His hand hovered over the car's ignition switch for a second, then snapped back down to the gearshift. He hammered it into first and slammed the gas pedal to the floorboards, the engine screaming, the hood lurching skyward. An instant later he was in second gear and roaring down the avenue - not quite quickly enough to outrun the shockwave as Blades exploded behind him, enveloping the car in a lethal cloud of flying glass, wood and concrete. The DB5 heeled over to the left as Bond fought to stay conscious, the concussive force of the blast ringing his ears.

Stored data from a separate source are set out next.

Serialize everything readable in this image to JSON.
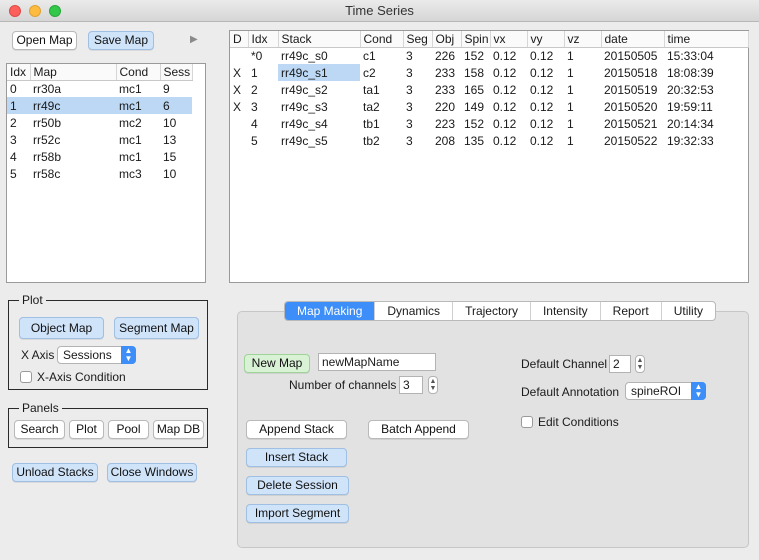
{
  "window": {
    "title": "Time Series"
  },
  "toolbar": {
    "open_map": "Open Map",
    "save_map": "Save Map",
    "play_icon": "play-icon"
  },
  "maps_table": {
    "headers": [
      "Idx",
      "Map",
      "Cond",
      "Sess"
    ],
    "rows": [
      [
        "0",
        "rr30a",
        "mc1",
        "9"
      ],
      [
        "1",
        "rr49c",
        "mc1",
        "6"
      ],
      [
        "2",
        "rr50b",
        "mc2",
        "10"
      ],
      [
        "3",
        "rr52c",
        "mc1",
        "13"
      ],
      [
        "4",
        "rr58b",
        "mc1",
        "15"
      ],
      [
        "5",
        "rr58c",
        "mc3",
        "10"
      ]
    ],
    "selected_index": 1
  },
  "stacks_table": {
    "headers": [
      "D",
      "Idx",
      "Stack",
      "Cond",
      "Seg",
      "Obj",
      "Spin",
      "vx",
      "vy",
      "vz",
      "date",
      "time"
    ],
    "rows": [
      [
        "",
        "*0",
        "rr49c_s0",
        "c1",
        "3",
        "226",
        "152",
        "0.12",
        "0.12",
        "1",
        "20150505",
        "15:33:04"
      ],
      [
        "X",
        "1",
        "rr49c_s1",
        "c2",
        "3",
        "233",
        "158",
        "0.12",
        "0.12",
        "1",
        "20150518",
        "18:08:39"
      ],
      [
        "X",
        "2",
        "rr49c_s2",
        "ta1",
        "3",
        "233",
        "165",
        "0.12",
        "0.12",
        "1",
        "20150519",
        "20:32:53"
      ],
      [
        "X",
        "3",
        "rr49c_s3",
        "ta2",
        "3",
        "220",
        "149",
        "0.12",
        "0.12",
        "1",
        "20150520",
        "19:59:11"
      ],
      [
        "",
        "4",
        "rr49c_s4",
        "tb1",
        "3",
        "223",
        "152",
        "0.12",
        "0.12",
        "1",
        "20150521",
        "20:14:34"
      ],
      [
        "",
        "5",
        "rr49c_s5",
        "tb2",
        "3",
        "208",
        "135",
        "0.12",
        "0.12",
        "1",
        "20150522",
        "19:32:33"
      ]
    ]
  },
  "plot": {
    "title": "Plot",
    "object_map": "Object Map",
    "segment_map": "Segment Map",
    "x_axis_label": "X Axis",
    "x_axis_value": "Sessions",
    "x_axis_condition": "X-Axis Condition"
  },
  "panels": {
    "title": "Panels",
    "search": "Search",
    "plot": "Plot",
    "pool": "Pool",
    "map_db": "Map DB"
  },
  "bottom": {
    "unload_stacks": "Unload Stacks",
    "close_windows": "Close Windows"
  },
  "tabs": [
    "Map Making",
    "Dynamics",
    "Trajectory",
    "Intensity",
    "Report",
    "Utility"
  ],
  "map_making": {
    "new_map": "New Map",
    "new_map_name": "newMapName",
    "num_channels_label": "Number of channels",
    "num_channels_value": "3",
    "default_channel_label": "Default Channel",
    "default_channel_value": "2",
    "default_annotation_label": "Default Annotation",
    "default_annotation_value": "spineROI",
    "edit_conditions": "Edit Conditions",
    "append_stack": "Append Stack",
    "batch_append": "Batch Append",
    "insert_stack": "Insert Stack",
    "delete_session": "Delete Session",
    "import_segment": "Import Segment"
  },
  "colors": {
    "accent": "#3d8ef8",
    "selection": "#bcd8f5",
    "green_button": "#d9f2d6"
  }
}
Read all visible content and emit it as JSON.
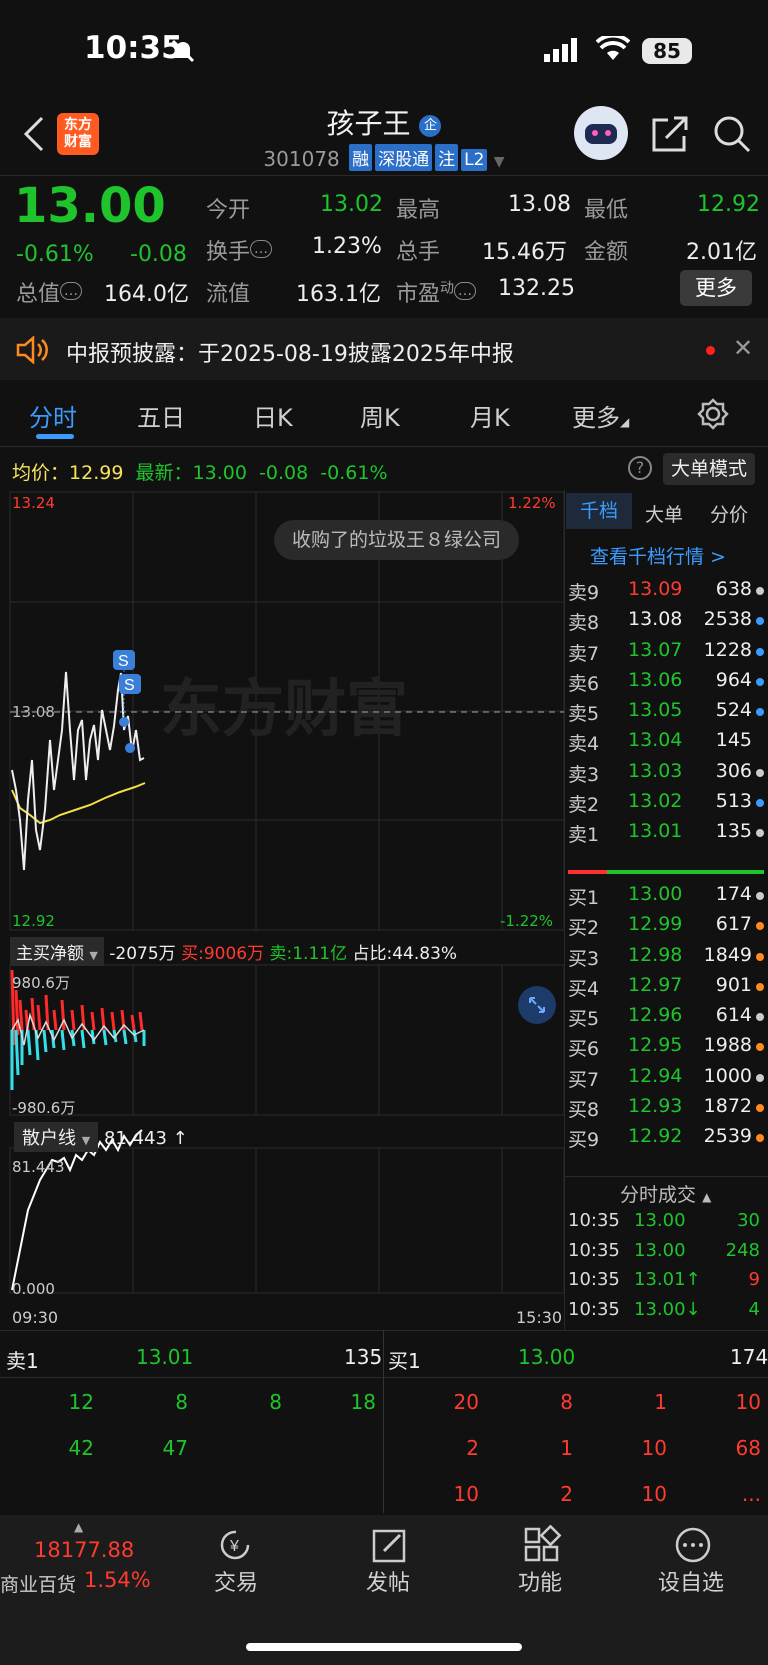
{
  "status": {
    "time": "10:35",
    "battery": "85"
  },
  "header": {
    "logo": "东方\n财富",
    "title": "孩子王",
    "badge": "企",
    "code": "301078",
    "tags": [
      "融",
      "深股通",
      "注",
      "L2"
    ]
  },
  "quote": {
    "price": "13.00",
    "pct": "-0.61%",
    "chg": "-0.08",
    "rows": [
      [
        {
          "label": "今开",
          "value": "13.02",
          "color": "green"
        },
        {
          "label": "最高",
          "value": "13.08",
          "color": "white"
        },
        {
          "label": "最低",
          "value": "12.92",
          "color": "green"
        }
      ],
      [
        {
          "label": "换手",
          "value": "1.23%",
          "color": "white"
        },
        {
          "label": "总手",
          "value": "15.46万",
          "color": "white"
        },
        {
          "label": "金额",
          "value": "2.01亿",
          "color": "white"
        }
      ]
    ],
    "total_label": "总值",
    "total_value": "164.0亿",
    "float_label": "流值",
    "float_value": "163.1亿",
    "pe_label": "市盈",
    "pe_sup": "动",
    "pe_value": "132.25",
    "more": "更多"
  },
  "notice": {
    "text": "中报预披露：于2025-08-19披露2025年中报"
  },
  "tabs": [
    "分时",
    "五日",
    "日K",
    "周K",
    "月K",
    "更多"
  ],
  "chart_info": {
    "avg_label": "均价：",
    "avg_value": "12.99",
    "latest_label": "最新：",
    "latest_value": "13.00",
    "chg": "-0.08",
    "pct": "-0.61%",
    "mode_btn": "大单模式"
  },
  "chart_labels": {
    "top_price": "13.24",
    "top_pct": "1.22%",
    "bottom_price": "12.92",
    "bottom_pct": "-1.22%",
    "ref_price": "13.08",
    "comment": "收购了的垃圾王８绿公司",
    "watermark": "东方财富",
    "marker": "S",
    "start_time": "09:30",
    "end_time": "15:30"
  },
  "net_flow": {
    "label": "主买净额",
    "value": "-2075万",
    "buy": "买:9006万",
    "sell": "卖:1.11亿",
    "ratio": "占比:44.83%",
    "top": "980.6万",
    "bottom": "-980.6万"
  },
  "retail": {
    "label": "散户线",
    "value": "81.443 ↑",
    "top": "81.443",
    "bottom": "0.000"
  },
  "orderbook": {
    "tabs": [
      "千档",
      "大单",
      "分价"
    ],
    "link": "查看千档行情 >",
    "asks": [
      {
        "label": "卖9",
        "price": "13.09",
        "vol": "638",
        "pc": "red",
        "dot": "#ccc"
      },
      {
        "label": "卖8",
        "price": "13.08",
        "vol": "2538",
        "pc": "white",
        "dot": "#3a9cff"
      },
      {
        "label": "卖7",
        "price": "13.07",
        "vol": "1228",
        "pc": "green",
        "dot": "#3a9cff"
      },
      {
        "label": "卖6",
        "price": "13.06",
        "vol": "964",
        "pc": "green",
        "dot": "#3a9cff"
      },
      {
        "label": "卖5",
        "price": "13.05",
        "vol": "524",
        "pc": "green",
        "dot": "#3a9cff"
      },
      {
        "label": "卖4",
        "price": "13.04",
        "vol": "145",
        "pc": "green",
        "dot": ""
      },
      {
        "label": "卖3",
        "price": "13.03",
        "vol": "306",
        "pc": "green",
        "dot": "#ccc"
      },
      {
        "label": "卖2",
        "price": "13.02",
        "vol": "513",
        "pc": "green",
        "dot": "#3a9cff"
      },
      {
        "label": "卖1",
        "price": "13.01",
        "vol": "135",
        "pc": "green",
        "dot": "#ccc"
      }
    ],
    "bids": [
      {
        "label": "买1",
        "price": "13.00",
        "vol": "174",
        "pc": "green",
        "dot": "#ccc"
      },
      {
        "label": "买2",
        "price": "12.99",
        "vol": "617",
        "pc": "green",
        "dot": "#ff8a1e"
      },
      {
        "label": "买3",
        "price": "12.98",
        "vol": "1849",
        "pc": "green",
        "dot": "#ff8a1e"
      },
      {
        "label": "买4",
        "price": "12.97",
        "vol": "901",
        "pc": "green",
        "dot": "#ff8a1e"
      },
      {
        "label": "买5",
        "price": "12.96",
        "vol": "614",
        "pc": "green",
        "dot": "#ccc"
      },
      {
        "label": "买6",
        "price": "12.95",
        "vol": "1988",
        "pc": "green",
        "dot": "#ff8a1e"
      },
      {
        "label": "买7",
        "price": "12.94",
        "vol": "1000",
        "pc": "green",
        "dot": "#ccc"
      },
      {
        "label": "买8",
        "price": "12.93",
        "vol": "1872",
        "pc": "green",
        "dot": "#ff8a1e"
      },
      {
        "label": "买9",
        "price": "12.92",
        "vol": "2539",
        "pc": "green",
        "dot": "#ff8a1e"
      }
    ],
    "ticks_title": "分时成交",
    "ticks": [
      {
        "time": "10:35",
        "price": "13.00",
        "vol": "30",
        "vc": "green"
      },
      {
        "time": "10:35",
        "price": "13.00",
        "vol": "248",
        "vc": "green"
      },
      {
        "time": "10:35",
        "price": "13.01↑",
        "vol": "9",
        "vc": "red"
      },
      {
        "time": "10:35",
        "price": "13.00↓",
        "vol": "4",
        "vc": "green"
      }
    ]
  },
  "queue": {
    "sell_label": "卖1",
    "sell_price": "13.01",
    "sell_vol": "135",
    "buy_label": "买1",
    "buy_price": "13.00",
    "buy_vol": "174",
    "sell_rows": [
      [
        "12",
        "8",
        "8",
        "18"
      ],
      [
        "42",
        "47",
        "",
        ""
      ]
    ],
    "buy_rows": [
      [
        "20",
        "8",
        "1",
        "10"
      ],
      [
        "2",
        "1",
        "10",
        "68"
      ],
      [
        "10",
        "2",
        "10",
        "..."
      ]
    ]
  },
  "nav": {
    "index_value": "18177.88",
    "index_name": "商业百货",
    "index_pct": "1.54%",
    "items": [
      "交易",
      "发帖",
      "功能",
      "设自选"
    ]
  }
}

Everything started to move in slow motion as the car overturned and Bond was flung headlong through the air, flying alongside the debris.
"Goodnight, Mary," Bond thought irrationally as he crashed into the sidewalk, and then everything went black.
* * *
Waking up in a hospital bed was nothing new to Bond, and not for the first time he wondered why he stayed in the business. He'd certainly given up enough for Queen and country - Vesper, Tracy, any semblance of a normal life. He carefully looked himself over, noting that at least there were no missing limbs, though he'd probably picked up a fresh scar or two.
I wonder how many died, Bond thought. Blades tended to attract quite a lunch crowd.
As if in response to a psychic call, M suddenly appeared, bursting in like a dervish, slamming the door shut behind him, his face red.
"Twenty-seven killed, 007, in my club," he thundered. "And a valuable asset nearly blown to kingdom come with them."
Bond sat upright in his hospital bed, though it pained him. "Sir, what's all this about? It seems absurd to ask 'why the cloak and dagger?', but the itinerary was painfully brief - dangerously so, as it turns out."
"I didn't add that item to your calendar, Bond," M said, his steely gaze smouldering. "Your secretary is out of her mind with guilt, thinking she should have caught it. But the duplication was perfect. Your itinerary was stamped with today's codes, on today's paper, delivered by an interoffice courier who's been with us for nearly fifteen years."
"So not an inside job," Bond said.
"No," M said flatly. "I've assigned 002 to follow up. You're to recuperate for the next seven weeks."
Bond chafed. "But sir - "
"No buts, Bond. You're on medical leave effective immediately until I release you. The doctors tell me you ruptured a couple of organs and cracked a few bones, and I won't have a man who's not at 100 percent getting to the root of this damned situation."
"Yes, sir," Bond said, deflated.
* * *
A week after Bond was released, an unmarked envelope showed up in his mailbox. After checking carefully for poison and letter bombs, Bond opened it.
The card was blood red, with delicate black script in a woman's sure hand:
Mr. Bond -
So sorry I missed you at the club. It's a shame we'll never meet face to face, though I'll be calling on you again someday. Perhaps on your birthday, perhaps on mine, perhaps tomorrow, perhaps ten years from now. Why? My dear Mr. Bond, a lady never tells. But if you think back on all the men and women you've put in early graves over the years, surely you can narrow the list of subjects down to a reasonable thousand or so.
Be seeing you.
Bond sighed and slipped the poison pen note back into its plain envelope. He'd take it to headquarters for analysis, but he doubted they'd find anything. He wondered if this new old enemy was sane or mad, a professional or merely playing at it. It hardly mattered; in his business, her kind were legion. This was nothing remarkable, though he was sad for the loss of nearly thirty innocent lives.
A lady never tells, Bond mused silently. But blood will tell eventually, he thought, and went back indoors, calling out to May to prepare a cup of tea.